Parathyroid hormone (PTH)(1-34), given once daily, increases bone mass in a variety of animal models and humans with osteoporosis. However, continuous PTH infusion has been shown to cause bone loss. To determine the pharmacokinetic profile of PTH(1-34) associated with anabolic and catabolic bone responses, PTH(1-34) pharmacokinetic and serum biochemical profiles were evaluated in young male rats using dosing regimens that resulted in either gain or loss of bone mass. Once-daily PTH(1-34) or 6 PTH(1-34) injections within 1 h, for a total daily dose of 80 μg/kg, induced equivalent increases in proximal tibia bone mass. In contrast, 6 PTH(1-34) injections/day over 6 h for a total dose of 80 μg/kg/day or 3 injections/day over 8 h for a total of 240 μg/kg/day decreased tibia bone mass.
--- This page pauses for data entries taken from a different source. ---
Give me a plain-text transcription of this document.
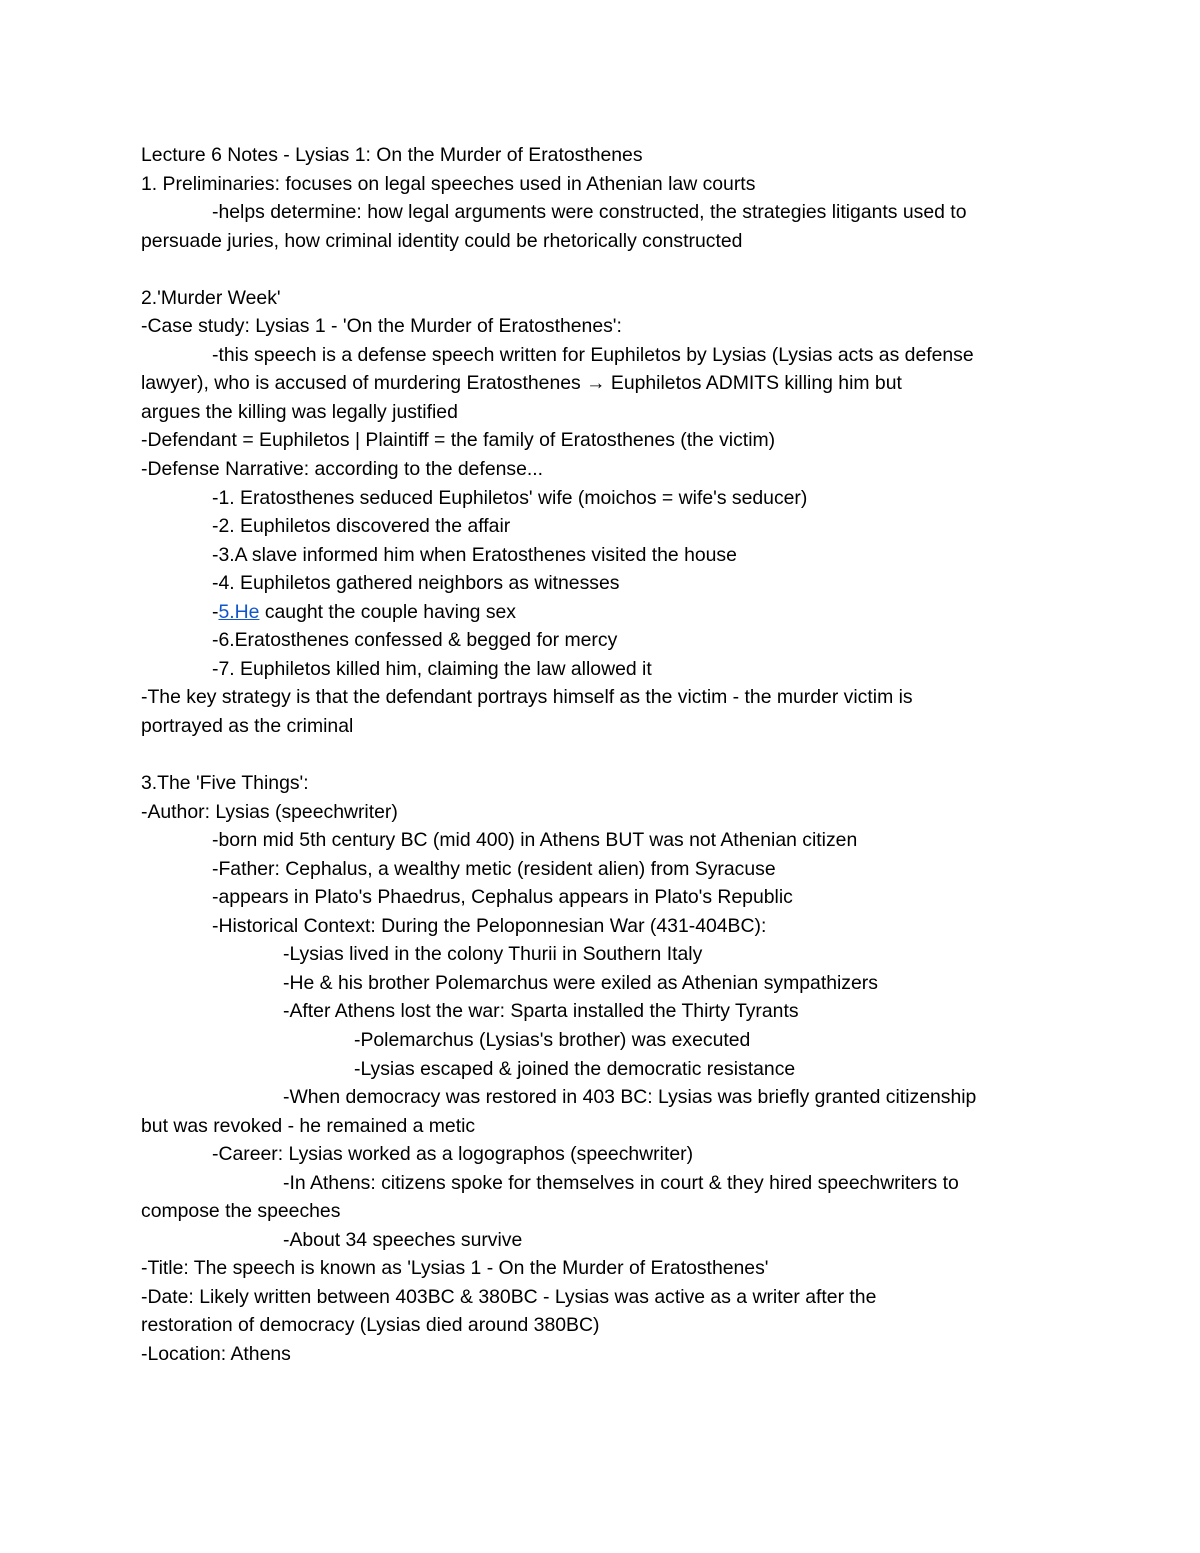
Lecture 6 Notes - Lysias 1: On the Murder of Eratosthenes
1. Preliminaries: focuses on legal speeches used in Athenian law courts
-helps determine: how legal arguments were constructed, the strategies litigants used to
persuade juries, how criminal identity could be rhetorically constructed
2.'Murder Week'
-Case study: Lysias 1 - 'On the Murder of Eratosthenes':
-this speech is a defense speech written for Euphiletos by Lysias (Lysias acts as defense
lawyer), who is accused of murdering Eratosthenes → Euphiletos ADMITS killing him but
argues the killing was legally justified
-Defendant = Euphiletos | Plaintiff = the family of Eratosthenes (the victim)
-Defense Narrative: according to the defense...
-1. Eratosthenes seduced Euphiletos' wife (moichos = wife's seducer)
-2. Euphiletos discovered the affair
-3.A slave informed him when Eratosthenes visited the house
-4. Euphiletos gathered neighbors as witnesses
-5.He caught the couple having sex
-6.Eratosthenes confessed & begged for mercy
-7. Euphiletos killed him, claiming the law allowed it
-The key strategy is that the defendant portrays himself as the victim - the murder victim is
portrayed as the criminal
3.The 'Five Things':
-Author: Lysias (speechwriter)
-born mid 5th century BC (mid 400) in Athens BUT was not Athenian citizen
-Father: Cephalus, a wealthy metic (resident alien) from Syracuse
-appears in Plato's Phaedrus, Cephalus appears in Plato's Republic
-Historical Context: During the Peloponnesian War (431-404BC):
-Lysias lived in the colony Thurii in Southern Italy
-He & his brother Polemarchus were exiled as Athenian sympathizers
-After Athens lost the war: Sparta installed the Thirty Tyrants
-Polemarchus (Lysias's brother) was executed
-Lysias escaped & joined the democratic resistance
-When democracy was restored in 403 BC: Lysias was briefly granted citizenship
but was revoked - he remained a metic
-Career: Lysias worked as a logographos (speechwriter)
-In Athens: citizens spoke for themselves in court & they hired speechwriters to
compose the speeches
-About 34 speeches survive
-Title: The speech is known as 'Lysias 1 - On the Murder of Eratosthenes'
-Date: Likely written between 403BC & 380BC - Lysias was active as a writer after the
restoration of democracy (Lysias died around 380BC)
-Location: Athens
The PTH(1-34) pharmacokinetics of the different treatment regimens were distinctive. The magnitude of the maximum serum concentrations ( C max) of PTH(1-34) and area under the curve (AUC) did not predict the catabolic bone outcome. Compared to the anabolic pharmacokinetic profile of a transient increase in PTH(1-34) with rapid decreases in serum calcium and phosphate, the catabolic regimen was associated with PTH(1-34) concentrations remaining above baseline values during the entire 6-h dosing period with a trend toward an increase in serum calcium and a prolonged decrease in phosphate. The pharmacokinetic profiles suggest that the anabolic or catabolic response of bone to PTH(1-34) is determined primarily by the length of time each day that serum concentrations of PTH(1-34) remain above baseline levels of endogenous PTH and only secondarily by the C max or AUC of PTH(1-34) achieved.